Compared to the old, stock Gen I/LT1/LT4 small-block valvetrains, the LS engines are head and shoulders above their ancestors when it comes to factory equipment. Where the old engines (except the LT4) used stamped steel rocker arm bodies that had wide ratio tolerances around the centerline of 1.5, the LS engines use cast steel bodies with much less variance from the specified 1.7 factory ratio. LS rockers use a roller trunnion, where Gen I/LT1/LT4 used a pivot ball assembly. LS engines also use a net-lash, non-adjustable system for securing the rockers and setting lifter preload, where the old engines used an adjustable system that could be used with either hydraulic- or solid-lifter camshafts.
But the LS system isn’t without its own weaknesses, the most critical being the bearings on the rocker arm trunnions. For those not versed in valvetrain terminology, the trunnion is the shaft the rocker arm pivots on. On older small-blocks, the factory stamped steel rocker arm would rotate against a pivot ball, with a film of oil between the two for lubrication. This was a high-friction design that left a lot of room for improvement, creating the market for high performance roller rockers.
Note: When someone says “roller rockers” there’s a common misconception this refers to the roller tip on the rocker arm body. Roller refers to the roller bearings used on the rocker arm trunnion to reduce friction and increase high-rpm durability and horsepower.

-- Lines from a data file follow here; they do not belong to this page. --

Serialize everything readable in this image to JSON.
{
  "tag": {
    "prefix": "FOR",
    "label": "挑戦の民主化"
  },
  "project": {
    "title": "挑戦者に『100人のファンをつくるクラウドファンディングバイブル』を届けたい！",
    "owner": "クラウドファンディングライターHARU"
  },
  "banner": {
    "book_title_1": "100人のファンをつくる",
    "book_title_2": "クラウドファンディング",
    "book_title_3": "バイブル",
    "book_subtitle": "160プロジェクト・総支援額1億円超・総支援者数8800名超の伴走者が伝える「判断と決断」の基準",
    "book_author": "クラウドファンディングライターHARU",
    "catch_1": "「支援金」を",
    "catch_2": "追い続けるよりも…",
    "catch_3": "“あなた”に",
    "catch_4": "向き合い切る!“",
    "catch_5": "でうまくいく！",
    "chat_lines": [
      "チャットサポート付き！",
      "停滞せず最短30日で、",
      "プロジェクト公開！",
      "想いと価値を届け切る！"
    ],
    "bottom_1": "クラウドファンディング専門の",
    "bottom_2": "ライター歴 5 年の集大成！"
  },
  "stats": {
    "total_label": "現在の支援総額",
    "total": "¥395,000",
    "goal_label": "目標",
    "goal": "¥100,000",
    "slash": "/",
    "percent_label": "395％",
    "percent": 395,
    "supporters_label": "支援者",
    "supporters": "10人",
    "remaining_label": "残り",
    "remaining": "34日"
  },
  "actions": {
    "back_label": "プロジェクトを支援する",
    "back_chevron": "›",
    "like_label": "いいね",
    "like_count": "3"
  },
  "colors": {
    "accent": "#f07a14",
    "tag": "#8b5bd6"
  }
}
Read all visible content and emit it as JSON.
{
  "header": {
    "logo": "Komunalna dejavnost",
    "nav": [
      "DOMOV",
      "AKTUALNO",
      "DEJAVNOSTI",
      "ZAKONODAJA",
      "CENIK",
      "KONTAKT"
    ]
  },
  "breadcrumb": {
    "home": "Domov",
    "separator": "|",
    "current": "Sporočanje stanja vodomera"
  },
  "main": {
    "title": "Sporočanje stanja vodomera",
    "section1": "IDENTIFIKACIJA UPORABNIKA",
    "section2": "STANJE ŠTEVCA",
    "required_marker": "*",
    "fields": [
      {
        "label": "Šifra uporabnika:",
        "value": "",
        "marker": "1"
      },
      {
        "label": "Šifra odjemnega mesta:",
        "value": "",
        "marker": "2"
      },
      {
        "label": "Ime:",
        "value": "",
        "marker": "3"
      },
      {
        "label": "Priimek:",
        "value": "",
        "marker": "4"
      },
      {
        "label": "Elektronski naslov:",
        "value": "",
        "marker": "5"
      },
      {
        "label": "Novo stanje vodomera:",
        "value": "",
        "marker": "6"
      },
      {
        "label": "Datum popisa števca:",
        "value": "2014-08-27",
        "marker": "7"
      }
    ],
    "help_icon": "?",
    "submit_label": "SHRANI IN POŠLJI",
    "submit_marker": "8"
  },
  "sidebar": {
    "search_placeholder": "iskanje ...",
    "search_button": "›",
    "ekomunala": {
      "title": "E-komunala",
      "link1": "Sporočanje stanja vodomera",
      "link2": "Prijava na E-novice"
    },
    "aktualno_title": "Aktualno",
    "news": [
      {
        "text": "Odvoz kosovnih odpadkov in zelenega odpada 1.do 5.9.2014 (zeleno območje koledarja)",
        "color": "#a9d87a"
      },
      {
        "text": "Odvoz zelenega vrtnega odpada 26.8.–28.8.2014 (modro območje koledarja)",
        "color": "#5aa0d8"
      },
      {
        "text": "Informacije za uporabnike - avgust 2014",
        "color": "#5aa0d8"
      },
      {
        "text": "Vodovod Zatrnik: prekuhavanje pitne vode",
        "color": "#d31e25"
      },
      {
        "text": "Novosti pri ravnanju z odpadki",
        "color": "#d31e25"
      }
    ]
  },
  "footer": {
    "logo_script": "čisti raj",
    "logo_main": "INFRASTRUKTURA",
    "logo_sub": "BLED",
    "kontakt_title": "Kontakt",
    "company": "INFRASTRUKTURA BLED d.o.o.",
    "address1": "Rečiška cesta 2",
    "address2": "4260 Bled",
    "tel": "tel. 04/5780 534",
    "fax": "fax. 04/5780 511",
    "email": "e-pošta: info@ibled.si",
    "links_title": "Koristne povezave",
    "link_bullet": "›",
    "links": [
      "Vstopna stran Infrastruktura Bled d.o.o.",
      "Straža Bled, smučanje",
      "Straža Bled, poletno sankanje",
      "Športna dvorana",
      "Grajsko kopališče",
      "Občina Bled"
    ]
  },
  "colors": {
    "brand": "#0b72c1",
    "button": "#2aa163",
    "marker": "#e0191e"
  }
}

In stock applications, the factory LS rocker bearing does just fine. But when higher-lift camshafts, higher spring pressures, and stiffer pushrods are used, the amount of stress exerted on the factory trunnion bearings increases substantially, especially in high-rpm situations. Under these stresses, the factory roller bearings can fail, and because of their uncaptured design (explained in the photos ahead) the needle bearings are ejected into the engine oil, leading to complete valvetrain and engine failure.
Previously, the only way to prevent this from happening was upgrading to either aftermarket roller or shaft-mount rockers. Both options involved considerable expense, and also required extra parts because they eliminated the net-lash system and required the installation of new rocker arm studs and adjustable rocker nuts. Converting an LS engine to an adjustable valvetrain is an advantage of this, but for most guys with mildly modified engines, unnecessary.
To fill the gap between stock rockers and fully adjustable roller rockers, the valvetrain gurus at Comp Cams came up with this nifty trunnion upgrade kit. With a retail price of just over $100, the kit comes with upgraded trunnions, captured needle roller bearing assemblies, and works with any factory LS rocker. That’s right, this kit works even with the offset LS3/LS7/LS9/LSA rockers. And because the factory net-lash system is retained, you don’t have to worry about resetting lifter preload, making the job that much easier, especially for novices.